Up to half of older adults with diabetes experience peripheral neuropathy, which causes loss of sensation in the lower limbs. This makes walking difficult and may result in patients overlooking sores on their feet, which can become infected and require amputation. Diabetic-related amputations are a worldwide epidemic, numbering some 90,000 each year in the United States alone.

Nearly 30 people have completed the training in the iCAMP lab. With biosensors strapped around their hips, thighs and ankles, they watch a stick figure representation of their legs on a computer screen as they balance on one foot and lift the other to step over virtual obstacles. The game gives them real-time feedback on how well they keep their balance while clearing the hurdles, and how to do better on their next try.

Researchers have observed 20 percent improvement in gait stability and velocity and 34 percent improvement in balance among participants in the virtual reality program.

The game taught one participant, a 73-year-old golfer with diabetic peripheral neuropathy who had begun falling down on the golf course, how to make a corrective hip motion when he felt unsteady. Now he is back in the game. Similarly, a 63-year-old woman said after the training that she could once again play again with her dogs.

“We try to improve not just the quantity of patients’ years, but the quality of their lives,” said Dr. David G. Armstrong, iCAMP scientific director, UA professor of surgery and biomedical engineering and director of the Southern Arizona Limb Salvage Alliance.

Wearable Tech from Head to Toe

When Najafi and his team founded iCAMP in 2012, they were focused on technologies to help older patients with diabetes.

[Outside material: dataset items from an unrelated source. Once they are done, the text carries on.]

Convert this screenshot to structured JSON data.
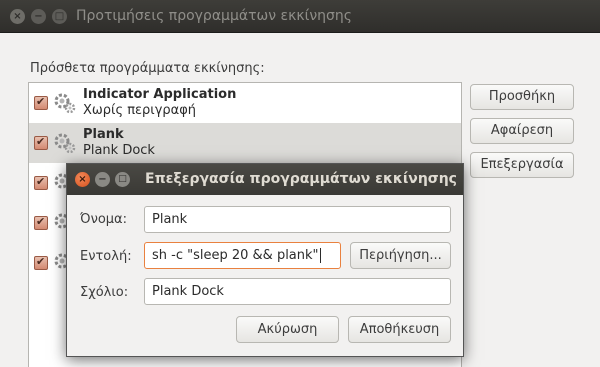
{
  "window": {
    "title": "Προτιμήσεις προγραμμάτων εκκίνησης",
    "close_glyph": "×",
    "min_glyph": "−",
    "max_glyph": "□"
  },
  "list_label": "Πρόσθετα προγράμματα εκκίνησης:",
  "programs": [
    {
      "name": "Indicator Application",
      "description": "Χωρίς περιγραφή",
      "enabled": true
    },
    {
      "name": "Plank",
      "description": "Plank Dock",
      "enabled": true,
      "selected": true
    },
    {
      "name": "",
      "description": "",
      "enabled": true
    },
    {
      "name": "",
      "description": "",
      "enabled": true
    },
    {
      "name": "",
      "description": "",
      "enabled": true
    }
  ],
  "buttons": {
    "add": "Προσθήκη",
    "remove": "Αφαίρεση",
    "edit": "Επεξεργασία"
  },
  "dialog": {
    "title": "Επεξεργασία προγραμμάτων εκκίνησης",
    "close_glyph": "×",
    "min_glyph": "−",
    "max_glyph": "□",
    "name_label": "Όνομα:",
    "name_value": "Plank",
    "command_label": "Εντολή:",
    "command_value": "sh -c \"sleep 20 && plank\"",
    "browse_button": "Περιήγηση...",
    "comment_label": "Σχόλιο:",
    "comment_value": "Plank Dock",
    "cancel_button": "Ακύρωση",
    "save_button": "Αποθήκευση"
  },
  "colors": {
    "accent": "#e9813f",
    "titlebar": "#3c3b37",
    "close_button": "#e0602a"
  }
}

The researchers made headlines in 2013 for SmartSox, fiber optic stockings embedded with biosensors that give physicians real-time data on diabetic patients’ feet and can detect foot ulcers before the patients do; and 3-D printed “smart” shoe insoles that detect abnormal pressure points on the soles of the feet and signal vulnerability to ulceration.

Today’s iCAMP wearable sensors and virtual reality balance training programs are not just for people with diabetes; people with osteoarthritis and osteoporosis, cancer, HIV, Parkinson’s disease, COPD, vertigo and stroke also stand to benefit from the technology.

Whatever the patient population or medical problem they’re addressing, iCAMP researchers are motivated by one basic question.

“You have an idea that you think will improve patients’ quality of life. Now, how do you prove it?” Najafi said.


Top picture: Bijan Najafi, left, and Dr. David G. Armstrong are helping to keep millions of older adults on their feet.